Message from Keith
Let’s start this month with a quiz. Just two questions.
In what country did the government this month just bring tax evasion charges against a hard-hitting independent news site and its editor, in a thinly veiled attempt to try to silence critical coverage of the president?
And in what country did the president recently have the press credentials revoked for a journalist who asked him tough questions at a press conference, and then had his aides distribute an amateurishly doctored video trying to justify the move?
The answer to the first question is the Philippines, where the government of Rodrigo Duterte recently accused the Rappler news site, and its CEO Maria Ressa—a good friend of the JMSC—of failing to pay tax on about US$3 million in unreported gains from 2015. Ressa has rightly called this a blatant attempt at intimidation.

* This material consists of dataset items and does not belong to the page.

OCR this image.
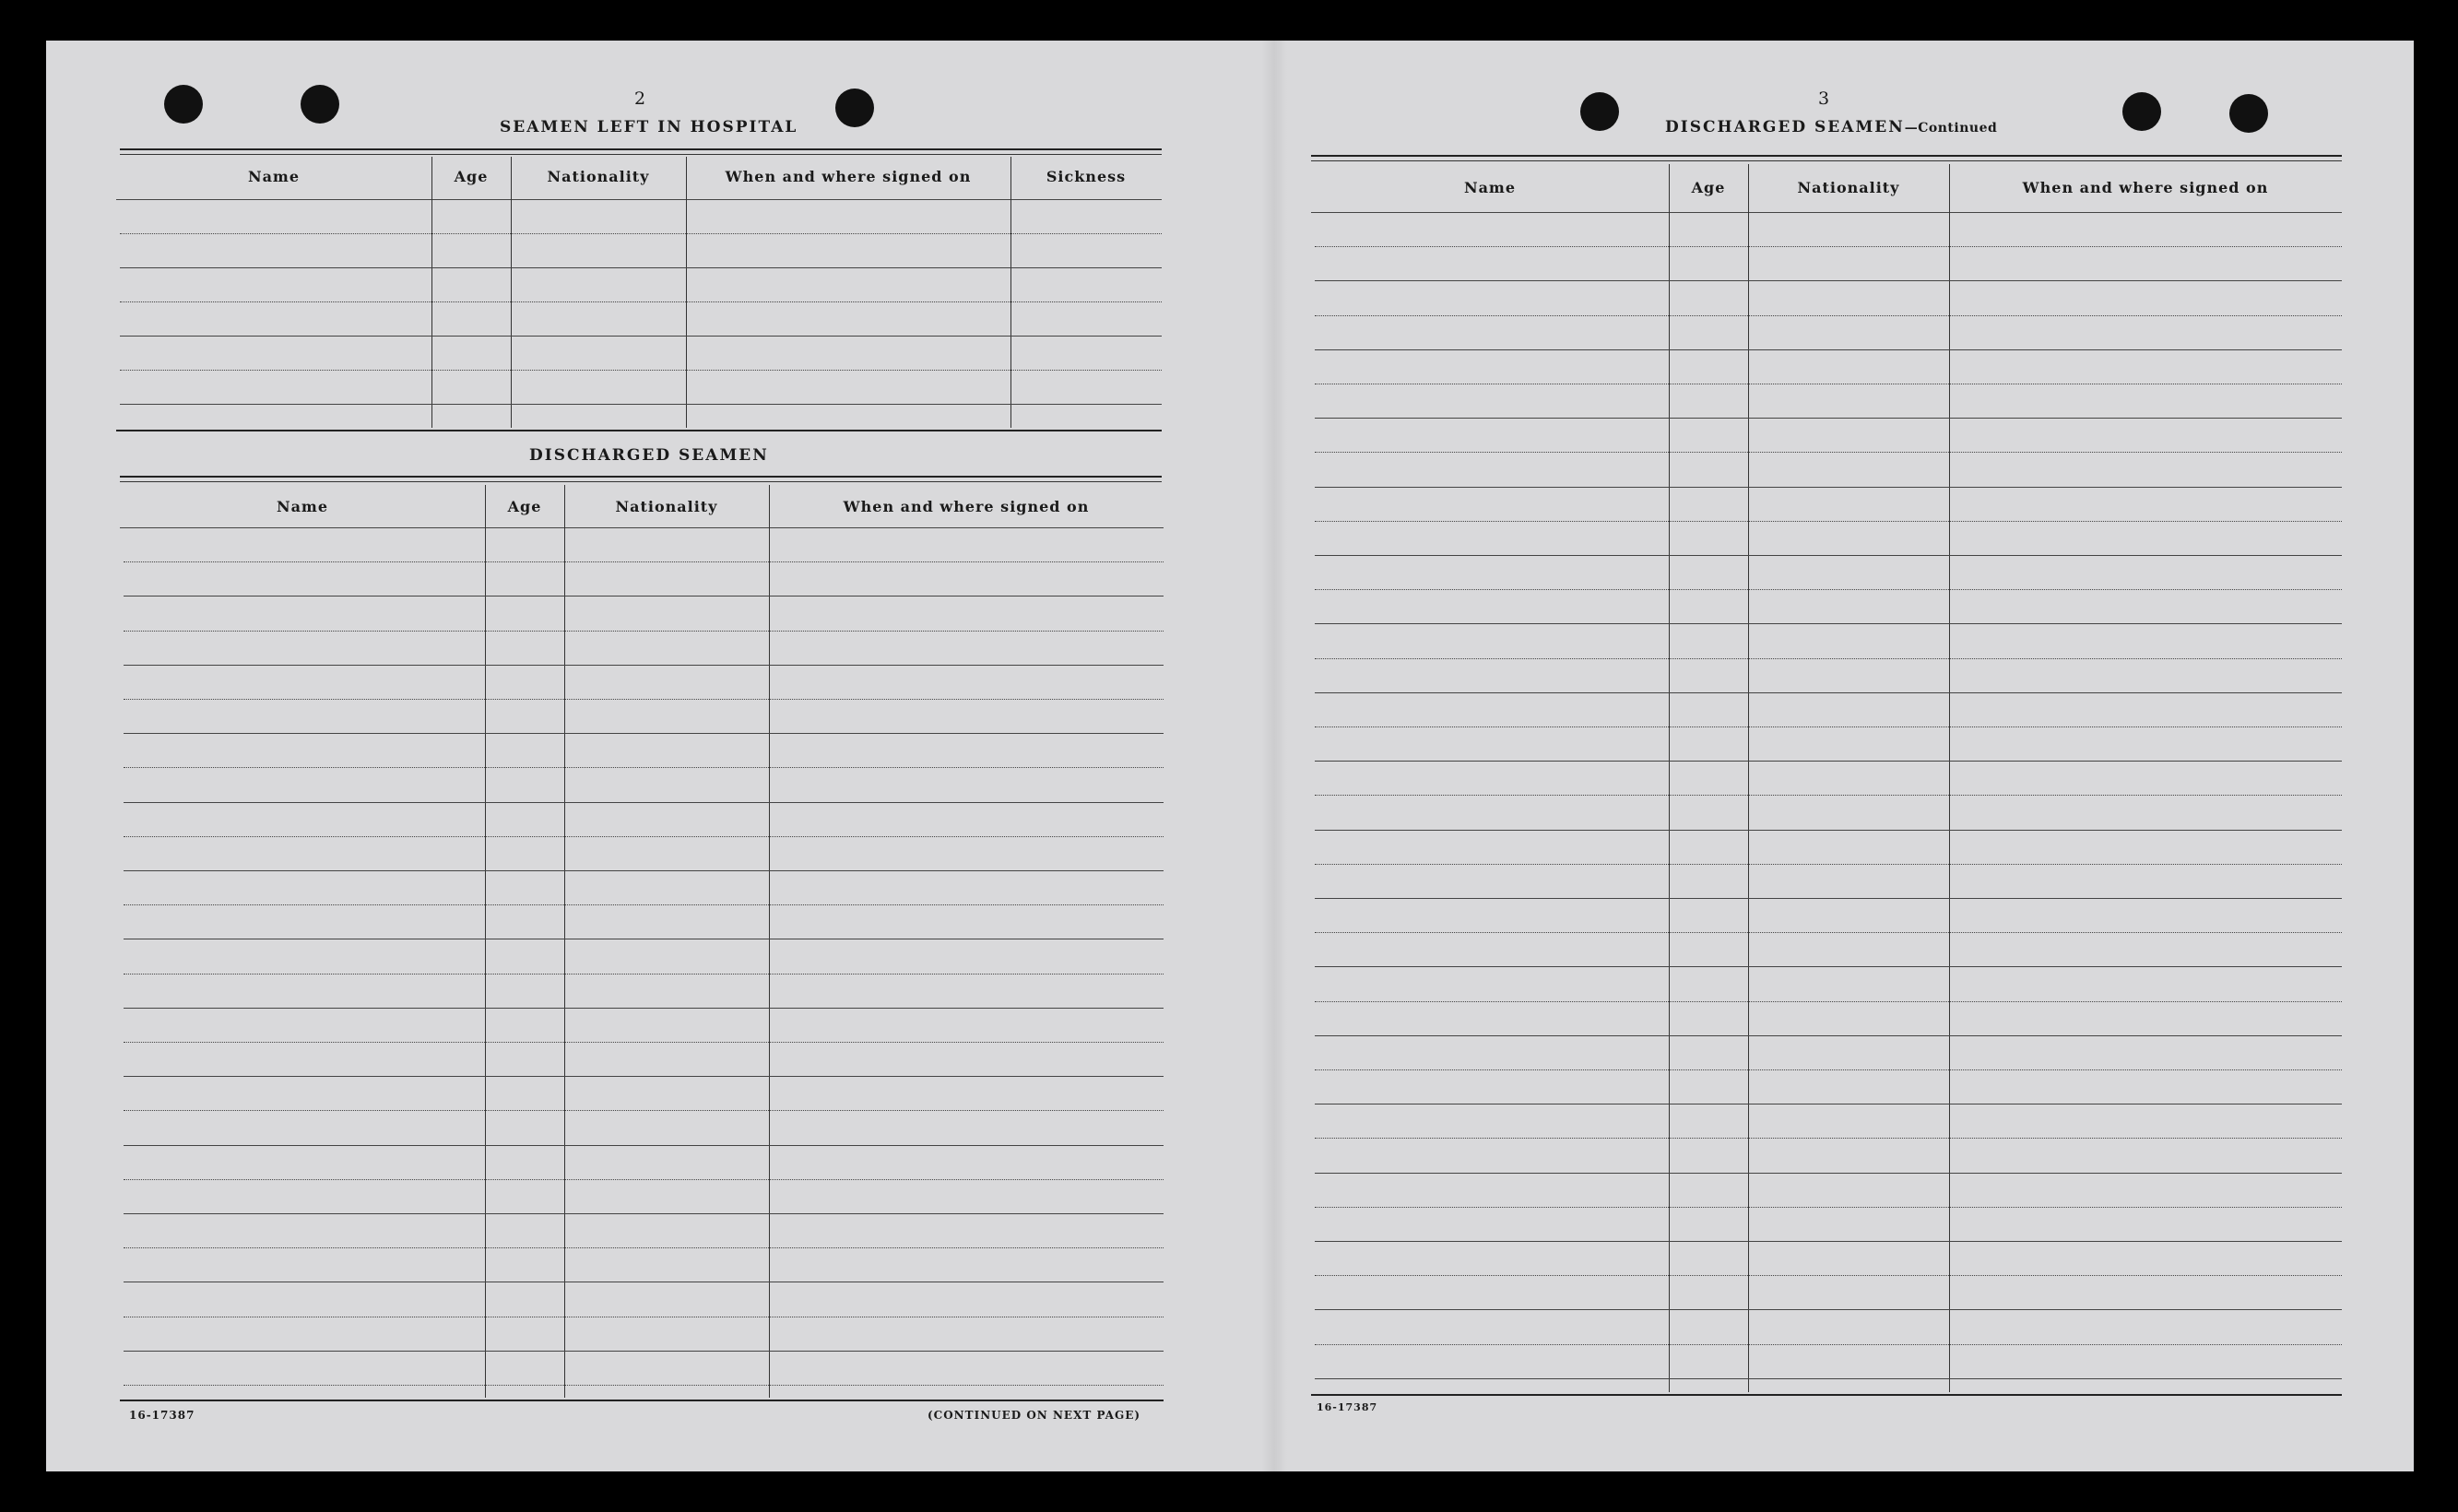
2
SEAMEN LEFT IN HOSPITAL
Name	Age	Nationality	When and where signed on	Sickness
DISCHARGED SEAMEN
Name	Age	Nationality	When and where signed on
16-17387	(CONTINUED ON NEXT PAGE)
3
DISCHARGED SEAMEN—Continued
Name	Age	Nationality	When and where signed on
16-17387
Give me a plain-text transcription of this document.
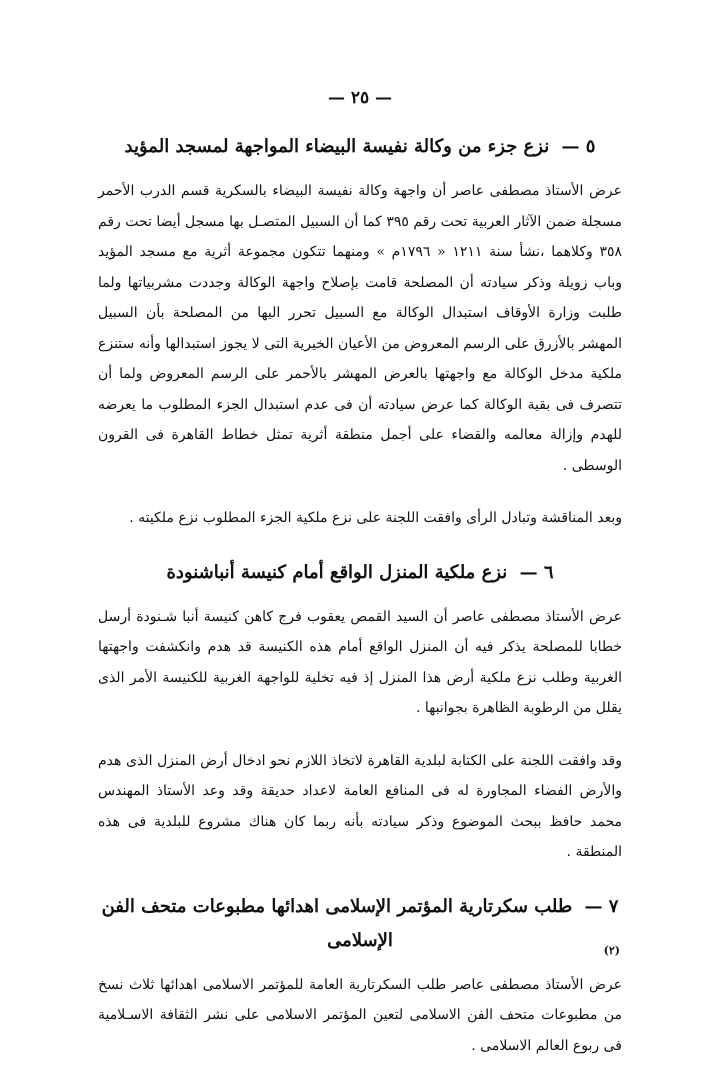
— ٢٥ —
٥ — نزع جزء من وكالة نفيسة البيضاء المواجهة لمسجد المؤيد

عرض الأستاذ مصطفى عاصر أن واجهة وكالة نفيسة البيضاء بالسكرية قسم الدرب الأحمر مسجلة ضمن الآثار العربية تحت رقم ٣٩٥ كما أن السبيل المتصـل بها مسجل أيضا تحت رقم ٣٥٨ وكلاهما ،نشأ سنة ١٢١١ « ١٧٩٦م » ومنهما تتكون مجموعة أثرية مع مسجد المؤيد وباب زويلة وذكر سيادته أن المصلحة قامت بإصلاح واجهة الوكالة وجددت مشربياتها ولما طلبت وزارة الأوقاف استبدال الوكالة مع السبيل تحرر اليها من المصلحة بأن السبيل المهشر بالأزرق على الرسم المعروض من الأعيان الخيرية التى لا يجوز استبدالها وأنه ستنزع ملكية مدخل الوكالة مع واجهتها بالعرض المهشر بالأحمر على الرسم المعروض ولما أن تتصرف فى بقية الوكالة كما عرض سيادته أن فى عدم استبدال الجزء المطلوب ما يعرضه للهدم وإزالة معالمه والقضاء على أجمل منطقة أثرية تمثل خطاط القاهرة فى القرون الوسطى .

وبعد المناقشة وتبادل الرأى وافقت اللجنة على نزع ملكية الجزء المطلوب نزع ملكيته .

٦ — نزع ملكية المنزل الواقع أمام كنيسة أنباشنودة

عرض الأستاذ مصطفى عاصر أن السيد القمص يعقوب فرج كاهن كنيسة أنبا شـنودة أرسل خطابا للمصلحة يذكر فيه أن المنزل الواقع أمام هذه الكنيسة قد هدم وانكشفت واجهتها الغربية وطلب نزع ملكية أرض هذا المنزل إذ فيه تخلية للواجهة الغربية للكنيسة الأمر الذى يقلل من الرطوبة الظاهرة بجوانبها .

وقد وافقت اللجنة على الكتابة لبلدية القاهرة لاتخاذ اللازم نحو ادخال أرض المنزل الذى هدم والأرض الفضاء المجاورة له فى المنافع العامة لاعداد حديقة وقد وعد الأستاذ المهندس محمد حافظ ببحث الموضوع وذكر سيادته بأنه ربما كان هناك مشروع للبلدية فى هذه المنطقة .

٧ — طلب سكرتارية المؤتمر الإسلامى اهدائها مطبوعات متحف الفن الإسلامى

عرض الأستاذ مصطفى عاصر طلب السكرتارية العامة للمؤتمر الاسلامى اهدائها ثلاث نسخ من مطبوعات متحف الفن الاسلامى لتعين المؤتمر الاسلامى على نشر الثقافة الاسـلامية فى ربوع العالم الاسلامى .

(٢)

The answer to the second question is the U.S., where the White House revoked the press credentials of CNN correspondent Jim Acosta, who has been known for his tough but accurate coverage of President Donald Trump. The network is now suing the White House to have Acosta’s credentials reinstated, and have enlisted top Republican lawyer Ted Olson, a former solicitor general in the last Bush administration.
You might be forgiven if you had the two answers reversed.
The U.S. and the Philippines are both now run by authoritarian presidents who publicly berate reporters in personal terms and bristle at any press coverage not fawning enough. Duterte and Trump have both threatened to use the instruments of government to harass media organisations whose coverage they dislike. Both countries have dropped in the annual World Press Freedom Index; the Philippines is down six places and the U.S. under Trump has dropped two spots.
What is disheartening is that the U.S. and the Philippines are also both democracies. Harassing and intimidating reporters is what we have come to expect from nondemocratic and unelected authoritarian regimes. But leaders elected in democratic systems are supposed to understand the essential role the press serves, namely holding governments accountable, rooting out corruption, giving voice to people’s concerns, and providing citizens the uncensored information they need to make informed decisions.
Democracy’s founders understood the central role of the press, placing press freedom in the very first amendment to the U.S. Constitution. Thomas Jefferson famously said he would choose newspapers with no government over a government devoid of newspapers. Another Jefferson quote, a favourite of mine, is worth remembering; “The only security of all is in a free press.”
That is wisdom we should all remember when we see journalists being intimidated, threatened, slapped with trumped up legal charges, or having their press credentials revoked—or being denied a visa to enter Hong Kong.